Certes, les structures sont excellentes, mais qu'avons-nous vraiment accompli depuis octobre 1996 pour relever les véritables défis mondiaux? Je voudrais faire un tour d'horizon très sélectif sur la manière dont nous avons utilisé ces nouvelles structures pour répondre aux quatre priorités géographiques fixées cette année pour le Fonds de consolidation de la paix.

Au Guatemala, les accords de paix ont été signés en décembre 1996. Pour notre premier projet dans le cadre du Fonds de consolidation de la paix, nous avons apporté une contribution financière à la Commission de clarification historique, la « commission de la vérité » du Guatemala, qui aidera à dresser un bilan historique, neutre et objectif des causes et des conséquences humaines de la guerre civile qui a duré 36 ans dans ce pays, particulièrement en ce qui concerne les violations des droits de la personne. Le Canada a été le premier pays qui a contribué aux frais de lancement de la Commission, encourageant ainsi la contribution d'autres pays. Depuis lors, nous avons tenu une consultation orientée avec les ONG canadiennes qui ont établi une liste courte des priorités de consolidation de la paix pour le Guatemala.
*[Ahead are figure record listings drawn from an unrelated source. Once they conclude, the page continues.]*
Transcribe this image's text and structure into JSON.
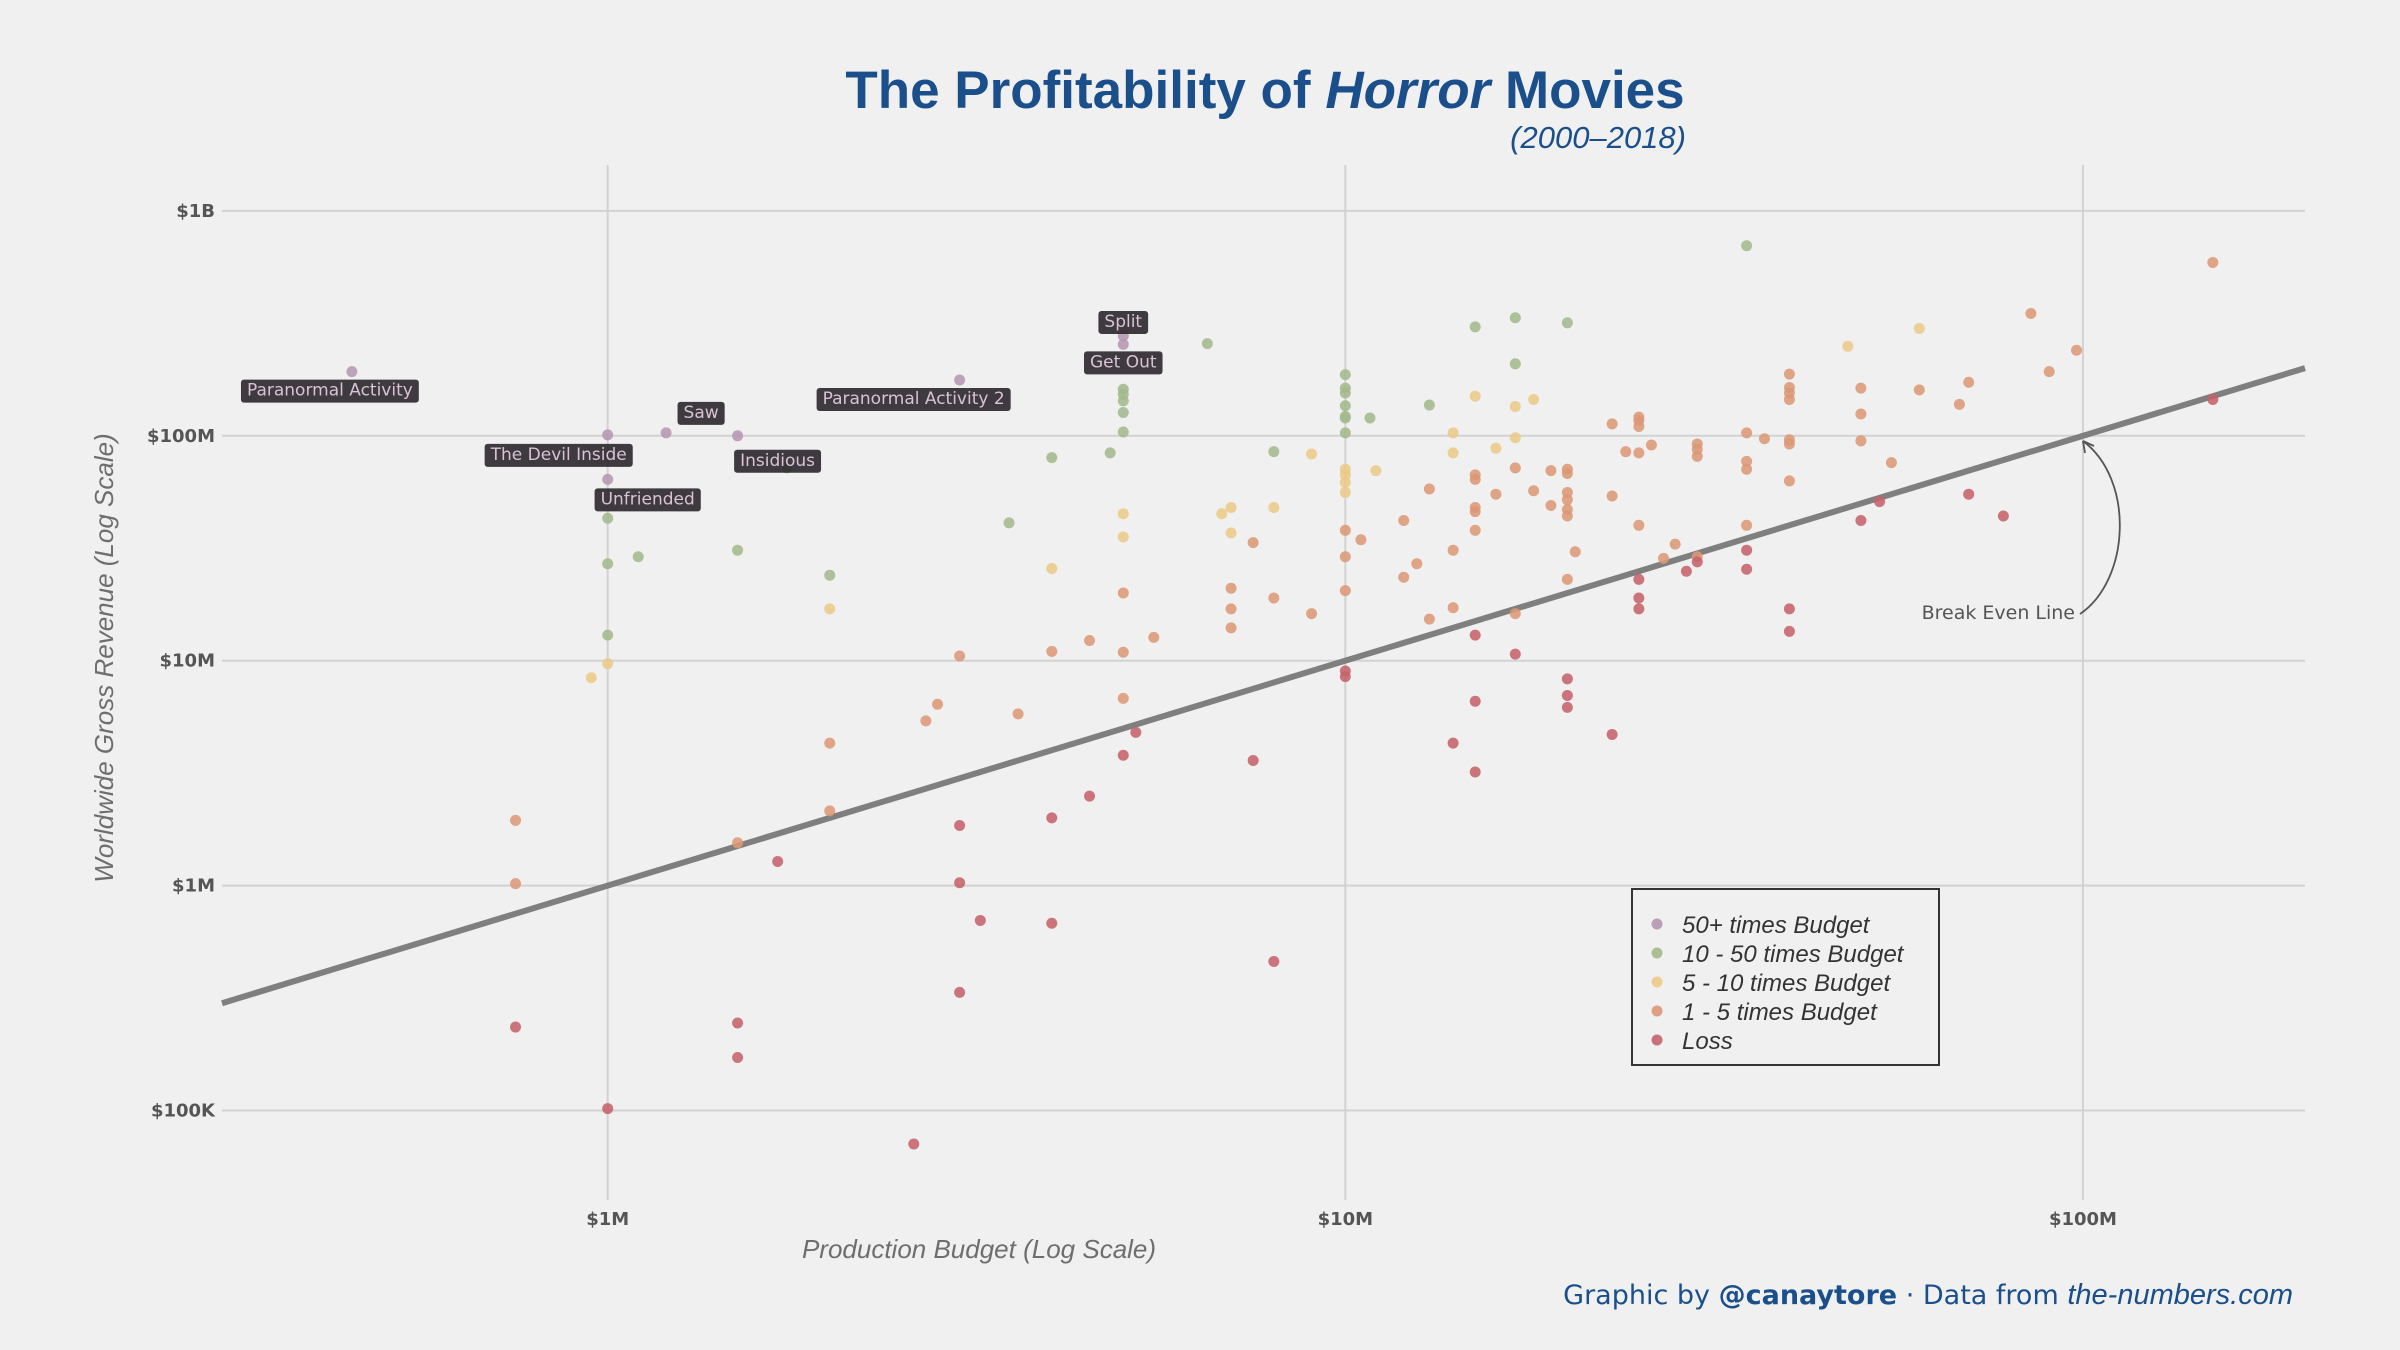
{
  "title": {
    "prefix": "The Profitability of ",
    "emphasis": "Horror",
    "suffix": " Movies",
    "subtitle": "(2000–2018)",
    "color": "#1a4f8b"
  },
  "credit": {
    "prefix": "Graphic by ",
    "handle": "@canaytore",
    "middle": " · Data from ",
    "source": "the-numbers.com"
  },
  "chart_data": {
    "type": "scatter",
    "title": "The Profitability of Horror Movies",
    "subtitle": "(2000–2018)",
    "xlabel": "Production Budget (Log Scale)",
    "ylabel": "Worldwide Gross Revenue (Log Scale)",
    "x_scale": "log",
    "y_scale": "log",
    "xlim": [
      300000,
      200000000
    ],
    "ylim": [
      40000,
      1600000000
    ],
    "grid": true,
    "x_ticks": [
      {
        "value": 1000000,
        "label": "$1M"
      },
      {
        "value": 10000000,
        "label": "$10M"
      },
      {
        "value": 100000000,
        "label": "$100M"
      }
    ],
    "y_ticks": [
      {
        "value": 100000,
        "label": "$100K"
      },
      {
        "value": 1000000,
        "label": "$1M"
      },
      {
        "value": 10000000,
        "label": "$10M"
      },
      {
        "value": 100000000,
        "label": "$100M"
      },
      {
        "value": 1000000000,
        "label": "$1B"
      }
    ],
    "reference_line": {
      "type": "y=x",
      "label": "Break Even Line"
    },
    "legend_position": "bottom-right",
    "series": [
      {
        "name": "50+ times Budget",
        "color": "#b596b2",
        "points": [
          [
            450000,
            193000000
          ],
          [
            1000000,
            101000000
          ],
          [
            1000000,
            64000000
          ],
          [
            1200000,
            103000000
          ],
          [
            1500000,
            100000000
          ],
          [
            3000000,
            177000000
          ],
          [
            5000000,
            278000000
          ],
          [
            5000000,
            255000000
          ]
        ]
      },
      {
        "name": "10 - 50 times Budget",
        "color": "#a2b98c",
        "points": [
          [
            1000000,
            43000000
          ],
          [
            1000000,
            27000000
          ],
          [
            1000000,
            13000000
          ],
          [
            1100000,
            29000000
          ],
          [
            1500000,
            31000000
          ],
          [
            1750000,
            72000000
          ],
          [
            2000000,
            24000000
          ],
          [
            3500000,
            41000000
          ],
          [
            4000000,
            80000000
          ],
          [
            4800000,
            84000000
          ],
          [
            5000000,
            161000000
          ],
          [
            5000000,
            153000000
          ],
          [
            5000000,
            143000000
          ],
          [
            5000000,
            127000000
          ],
          [
            5000000,
            104000000
          ],
          [
            6500000,
            257000000
          ],
          [
            8000000,
            85000000
          ],
          [
            10000000,
            187000000
          ],
          [
            10000000,
            163000000
          ],
          [
            10000000,
            155000000
          ],
          [
            10000000,
            136000000
          ],
          [
            10000000,
            122000000
          ],
          [
            10000000,
            120000000
          ],
          [
            10000000,
            103000000
          ],
          [
            10800000,
            120000000
          ],
          [
            13000000,
            137000000
          ],
          [
            15000000,
            305000000
          ],
          [
            17000000,
            335000000
          ],
          [
            17000000,
            209000000
          ],
          [
            20000000,
            318000000
          ],
          [
            35000000,
            700000000
          ]
        ]
      },
      {
        "name": "5 - 10 times Budget",
        "color": "#ebca86",
        "points": [
          [
            950000,
            8400000
          ],
          [
            1000000,
            9700000
          ],
          [
            2000000,
            17000000
          ],
          [
            4000000,
            25700000
          ],
          [
            5000000,
            45000000
          ],
          [
            5000000,
            35500000
          ],
          [
            6800000,
            45000000
          ],
          [
            7000000,
            48000000
          ],
          [
            7000000,
            37000000
          ],
          [
            8000000,
            48000000
          ],
          [
            9000000,
            83000000
          ],
          [
            10000000,
            71000000
          ],
          [
            10000000,
            67000000
          ],
          [
            10000000,
            62000000
          ],
          [
            10000000,
            56000000
          ],
          [
            11000000,
            70000000
          ],
          [
            14000000,
            103000000
          ],
          [
            14000000,
            84000000
          ],
          [
            15000000,
            150000000
          ],
          [
            16000000,
            88000000
          ],
          [
            17000000,
            135000000
          ],
          [
            17000000,
            98000000
          ],
          [
            18000000,
            145000000
          ],
          [
            48000000,
            250000000
          ],
          [
            60000000,
            300000000
          ]
        ]
      },
      {
        "name": "1 - 5 times Budget",
        "color": "#dc9776",
        "points": [
          [
            750000,
            1950000
          ],
          [
            750000,
            1020000
          ],
          [
            1500000,
            1550000
          ],
          [
            2000000,
            4300000
          ],
          [
            2000000,
            2150000
          ],
          [
            2700000,
            5400000
          ],
          [
            2800000,
            6400000
          ],
          [
            3000000,
            10500000
          ],
          [
            3600000,
            5800000
          ],
          [
            4000000,
            11000000
          ],
          [
            4500000,
            12300000
          ],
          [
            5000000,
            20000000
          ],
          [
            5000000,
            10900000
          ],
          [
            5000000,
            6800000
          ],
          [
            5500000,
            12700000
          ],
          [
            7000000,
            21000000
          ],
          [
            7000000,
            17000000
          ],
          [
            7000000,
            14000000
          ],
          [
            7500000,
            33500000
          ],
          [
            8000000,
            19000000
          ],
          [
            9000000,
            16200000
          ],
          [
            10000000,
            38000000
          ],
          [
            10000000,
            29000000
          ],
          [
            10000000,
            20500000
          ],
          [
            10500000,
            34500000
          ],
          [
            12000000,
            42000000
          ],
          [
            12000000,
            23500000
          ],
          [
            12500000,
            27000000
          ],
          [
            13000000,
            58000000
          ],
          [
            13000000,
            15300000
          ],
          [
            14000000,
            31000000
          ],
          [
            14000000,
            17200000
          ],
          [
            15000000,
            67000000
          ],
          [
            15000000,
            64000000
          ],
          [
            15000000,
            48000000
          ],
          [
            15000000,
            46000000
          ],
          [
            15000000,
            38000000
          ],
          [
            16000000,
            55000000
          ],
          [
            17000000,
            72000000
          ],
          [
            17000000,
            16200000
          ],
          [
            18000000,
            57000000
          ],
          [
            19000000,
            70000000
          ],
          [
            19000000,
            49000000
          ],
          [
            20000000,
            71000000
          ],
          [
            20000000,
            68000000
          ],
          [
            20000000,
            56000000
          ],
          [
            20000000,
            52000000
          ],
          [
            20000000,
            47000000
          ],
          [
            20000000,
            44000000
          ],
          [
            20000000,
            23000000
          ],
          [
            20500000,
            30500000
          ],
          [
            23000000,
            113000000
          ],
          [
            23000000,
            54000000
          ],
          [
            24000000,
            85000000
          ],
          [
            25000000,
            121000000
          ],
          [
            25000000,
            117000000
          ],
          [
            25000000,
            110000000
          ],
          [
            25000000,
            84000000
          ],
          [
            25000000,
            40000000
          ],
          [
            26000000,
            91000000
          ],
          [
            27000000,
            28500000
          ],
          [
            28000000,
            33000000
          ],
          [
            30000000,
            92000000
          ],
          [
            30000000,
            87000000
          ],
          [
            30000000,
            81000000
          ],
          [
            30000000,
            29000000
          ],
          [
            35000000,
            103000000
          ],
          [
            35000000,
            77000000
          ],
          [
            35000000,
            71000000
          ],
          [
            35000000,
            40000000
          ],
          [
            37000000,
            97000000
          ],
          [
            40000000,
            188000000
          ],
          [
            40000000,
            164000000
          ],
          [
            40000000,
            155000000
          ],
          [
            40000000,
            145000000
          ],
          [
            40000000,
            96000000
          ],
          [
            40000000,
            92000000
          ],
          [
            40000000,
            63000000
          ],
          [
            50000000,
            163000000
          ],
          [
            50000000,
            125000000
          ],
          [
            50000000,
            95000000
          ],
          [
            55000000,
            76000000
          ],
          [
            60000000,
            160000000
          ],
          [
            68000000,
            138000000
          ],
          [
            70000000,
            173000000
          ],
          [
            85000000,
            350000000
          ],
          [
            90000000,
            193000000
          ],
          [
            98000000,
            240000000
          ],
          [
            150000000,
            590000000
          ]
        ]
      },
      {
        "name": "Loss",
        "color": "#c5626a",
        "points": [
          [
            750000,
            235000
          ],
          [
            1000000,
            102000
          ],
          [
            1500000,
            245000
          ],
          [
            1500000,
            172000
          ],
          [
            1700000,
            1280000
          ],
          [
            2600000,
            71000
          ],
          [
            3000000,
            1850000
          ],
          [
            3000000,
            1030000
          ],
          [
            3000000,
            335000
          ],
          [
            3200000,
            700000
          ],
          [
            4000000,
            2000000
          ],
          [
            4000000,
            680000
          ],
          [
            4500000,
            2500000
          ],
          [
            5000000,
            3800000
          ],
          [
            5200000,
            4800000
          ],
          [
            7500000,
            3600000
          ],
          [
            8000000,
            460000
          ],
          [
            10000000,
            9000000
          ],
          [
            10000000,
            8500000
          ],
          [
            14000000,
            4300000
          ],
          [
            15000000,
            13000000
          ],
          [
            15000000,
            6600000
          ],
          [
            15000000,
            3200000
          ],
          [
            17000000,
            10700000
          ],
          [
            20000000,
            8300000
          ],
          [
            20000000,
            7000000
          ],
          [
            20000000,
            6200000
          ],
          [
            23000000,
            4700000
          ],
          [
            25000000,
            23000000
          ],
          [
            25000000,
            19000000
          ],
          [
            25000000,
            17000000
          ],
          [
            29000000,
            25000000
          ],
          [
            30000000,
            27500000
          ],
          [
            35000000,
            31000000
          ],
          [
            35000000,
            25500000
          ],
          [
            40000000,
            17000000
          ],
          [
            40000000,
            13500000
          ],
          [
            50000000,
            42000000
          ],
          [
            53000000,
            51000000
          ],
          [
            70000000,
            55000000
          ],
          [
            78000000,
            44000000
          ],
          [
            150000000,
            145000000
          ]
        ]
      }
    ],
    "labeled_points": [
      {
        "label": "Paranormal Activity",
        "x": 450000,
        "y": 193000000
      },
      {
        "label": "The Devil Inside",
        "x": 1000000,
        "y": 101000000
      },
      {
        "label": "Saw",
        "x": 1200000,
        "y": 103000000
      },
      {
        "label": "Unfriended",
        "x": 1000000,
        "y": 64000000
      },
      {
        "label": "Insidious",
        "x": 1500000,
        "y": 100000000
      },
      {
        "label": "Paranormal Activity 2",
        "x": 3000000,
        "y": 177000000
      },
      {
        "label": "Split",
        "x": 5000000,
        "y": 278000000
      },
      {
        "label": "Get Out",
        "x": 5000000,
        "y": 255000000
      }
    ]
  }
}
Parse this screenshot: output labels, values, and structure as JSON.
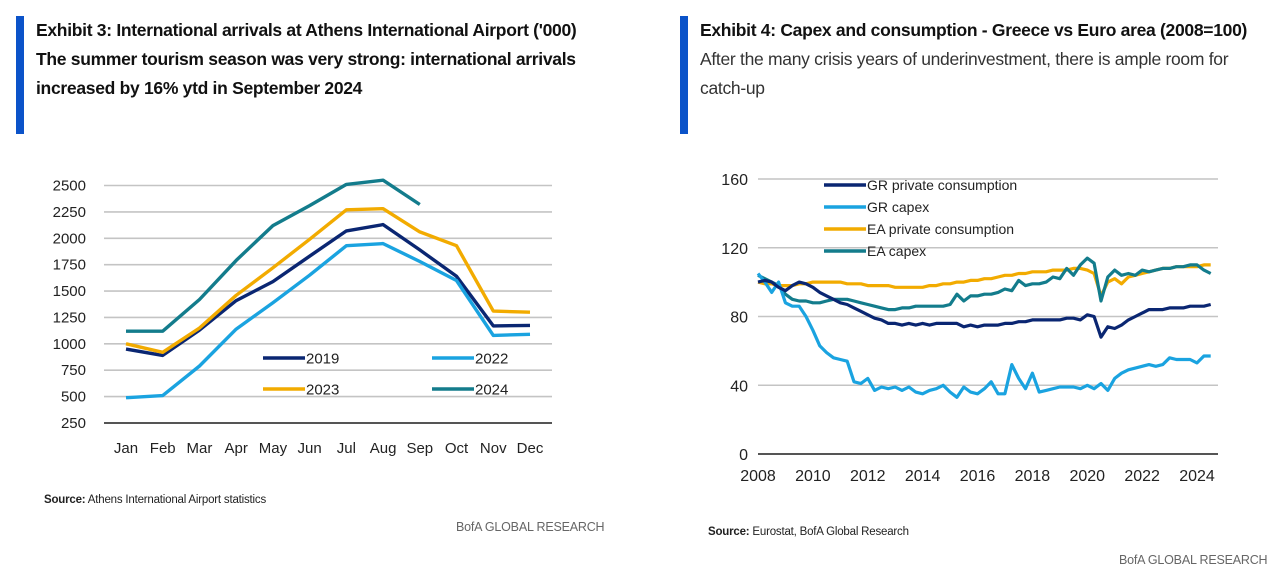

Sur cette base, nous étudions des moyens d'utiliser le Fonds de consolidation de la paix pour renforcer la capacité de la société civile guatémaltèque à participer efficacement aux divers forums politiques créés dans le cadre du processus de paix.

Au Cambodge, le processus de démocratisation a été retardé en juillet dernier par le conflit, bref mais violent, qui a éclaté entre les forces loyales aux premier et second premiers ministres. Pour évaluer les possibilités de poursuivre l'aide canadienne pour le développement démocratique au Cambodge, nous avons utilisé le Fonds de consolidation de la paix pour envoyer dans ce pays, en août dernier, une mission coordonnée par le Centre parlementaire. Ses membres, à leur retour, se sont déclarés très en faveur de la poursuite de la stratégie d'engagement au Cambodge et, depuis lors, l'ACDI a fourni une aide financière supplémentaire aux travaux de la Commission électorale. Nous étudierons aussi les possibilités d'utiliser le fonds de consolidation de la paix pour renforcer la capacité des ONG cambodgiennes à éduquer les électeurs et à observer leur propre processus électoral.

Dans les Grand Lacs d'Afrique, on a assisté à de grands bouleversements, dont le plus important a été la chute de Mobutu et l'installation d'un nouveau gouvernement dans le pays qui s'appelle maintenant la République démocratique du Congo. Grâce au Fonds de consolidation de la paix, nous avons appuyé les efforts de M. Mohammed Sahnoun, qui a succédé à l'ambassadeur Chrétien dans les fonctions de représentant spécial pour les Grands Lacs du Secrétaire général, en vue de négocier une résolution pacifique des multiples conflits entre les gouvernements de cette région. Nous avons aussi utilisé le Fonds pour soutenir un projet innovateur, géré par l'ONG africaine « Synergie Africa », qui s'efforce de mobiliser les groupes de la société civile, au Congo oriental et au Rwanda voisin, pour trouver des solutions locales à ces conflits.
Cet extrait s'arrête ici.